Database Design | Expertifie - sulabh84/SystemDesign GitHub Wiki

  • Identify Entities
  • Identify Relationships
  • Remove Redundant Relationships
  • For Many to Many Relationships, create an association entity
  • Normalization of data
    • it is a process of organizing the data in database
    • it is used to reduce redundancy. It is also used to eliminate the undesirable characteristics like Insertion, Update and Deletion anomalies
    • it divides the larger table into the smaller table and links them using relationships
    • The normal form is used to reduce redundancy from the database table

Normal Forms

  • 1st NF - if a relation contains a composite or multi-valued attribute, it violates first normal form. A relation is in first normal form if every attribute in that relation is single valued attribute. E.g. One person has multiple phone numbers
  • 2nd NF - relation must be in first normal form and relation must not contain any partial relationship. A relation is in 2NF if it has No Partial Dependency. Non Prime attribute should be dependent on Prime attribute. E.g. person to location to Pin code (location to pincode 1-1 relationship)
  • 3rd NF - it should be 2NF and there is no transitive dependency for non-prime attributes. E.g. person to state to country (state to country 1-M relationship)

Indexes

  • Storing data by sorting in a particular format to make your read query efficient. write will be slower with indexes
  • Clustered - sorting is performed on the table. By default there can be only one clustered index
  • Non-Clustered indexes - index is sorted but data might not be present in the sorted order. indexes are sorted separately

ACID

  • Atomicity
    • no partial update in a transaction.
    • All or None
  • Consistency
    • Both DB and application layer are responsible for maintaining consistency.
    • DB can enforce invariants.
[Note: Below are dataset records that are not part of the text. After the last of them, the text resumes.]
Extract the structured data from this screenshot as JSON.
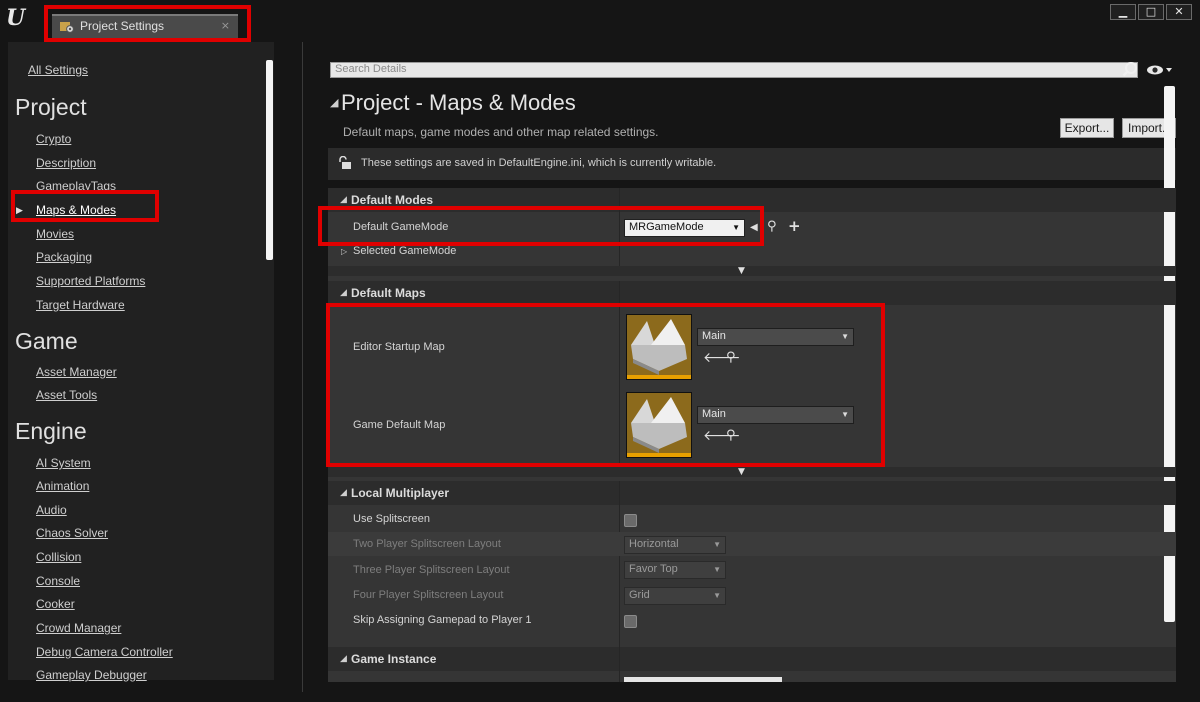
{
  "window": {
    "tab_title": "Project Settings",
    "tab_close": "×",
    "minimize": "▁",
    "maximize": "□",
    "close": "✕"
  },
  "sidebar": {
    "all_settings": "All Settings",
    "sections": [
      {
        "title": "Project",
        "items": [
          "Crypto",
          "Description",
          "GameplayTags",
          "Maps & Modes",
          "Movies",
          "Packaging",
          "Supported Platforms",
          "Target Hardware"
        ]
      },
      {
        "title": "Game",
        "items": [
          "Asset Manager",
          "Asset Tools"
        ]
      },
      {
        "title": "Engine",
        "items": [
          "AI System",
          "Animation",
          "Audio",
          "Chaos Solver",
          "Collision",
          "Console",
          "Cooker",
          "Crowd Manager",
          "Debug Camera Controller",
          "Gameplay Debugger"
        ]
      }
    ],
    "selected_item": "Maps & Modes"
  },
  "details": {
    "search_placeholder": "Search Details",
    "title": "Project - Maps & Modes",
    "subtitle": "Default maps, game modes and other map related settings.",
    "export_label": "Export...",
    "import_label": "Import...",
    "info_text": "These settings are saved in DefaultEngine.ini, which is currently writable."
  },
  "sections": {
    "default_modes": {
      "title": "Default Modes",
      "default_gamemode_label": "Default GameMode",
      "default_gamemode_value": "MRGameMode",
      "selected_gamemode_label": "Selected GameMode"
    },
    "default_maps": {
      "title": "Default Maps",
      "editor_startup_label": "Editor Startup Map",
      "editor_startup_value": "Main",
      "game_default_label": "Game Default Map",
      "game_default_value": "Main"
    },
    "local_multiplayer": {
      "title": "Local Multiplayer",
      "use_splitscreen_label": "Use Splitscreen",
      "use_splitscreen_checked": false,
      "two_player_label": "Two Player Splitscreen Layout",
      "two_player_value": "Horizontal",
      "three_player_label": "Three Player Splitscreen Layout",
      "three_player_value": "Favor Top",
      "four_player_label": "Four Player Splitscreen Layout",
      "four_player_value": "Grid",
      "skip_gamepad_label": "Skip Assigning Gamepad to Player 1",
      "skip_gamepad_checked": false
    },
    "game_instance": {
      "title": "Game Instance"
    }
  },
  "colors": {
    "annotation_red": "#e00000",
    "map_thumbnail_bar": "#e8a000",
    "panel_bg": "#353535"
  }
}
If data is deleted from primary table then foreign table should also delete it for consistency
  • Isolation
    • Multiple transactions occur concurrently without leading to inconsistency in data
    • Change occurring in other transaction would not be visible to another transaction until committed
  • Durability
    • persist when the transaction commits
   Problem with two transactions without locks:
       Transaction T1                   Transaction T2
          Read(X)
        x=x+1 -> 43
          Write(X)
                                           Read(X)
                                          x=x+1 -> 43
         Commit(X)                         Write(X)
                                           Commit(X)

Transaction Locks

  • At any given point there can be multiple read locks or there can only one write lock
  • Deadlock
  ReadT1 -> X
  ReadT2 -> X
  WriteT1 -> Fail (Unless T2 leaves Read Lock, T1 Can't take write lock)
  WriteT2 -> Fail (Unless T1 leaves Read lock, T2 Can't take write lock)
  • Solution -> Aging Mechanism
    • ReadT1
    • ReadT2
    • WriteT1 -> Force T2 to leave the lock
    • ReadT2 is gone
    • WriteT1
    • CommitT1
    • ReadT2
    • WriteT2
  • To maintain Isolation / Consistency / Atomicity and durability
    • Avoid Dirty Read
      • Read the data only when it is committed
    • Avoid Dirty Write
      • Overwrite the data which has be committed
      • Solution
        • Serial Execution
          • One thread at a time can read/write data for a particular row
          • Bad solution - Not scalable
        • Read-Write lock mechanism
          • Read Lock (Shared) - Multiple Read Locks on a row
          • Write Lock (Mutex) - Only one write on a row
            • Deadlock - Preferences based on aging and other parameters
            • Overhead to maintain these details
        • Optimistic Locking
          • at the time of commit, transaction will check if the read data is same at the time of commit if yes then commit otherwise rollback the transaction
          • Check when transaction Commits
          • No need to take unnecessary locks on a row
          • Helps to detects stale reads

Questions

  • what is two phase commit
  • Service level aggregation
  • Change data capture methodology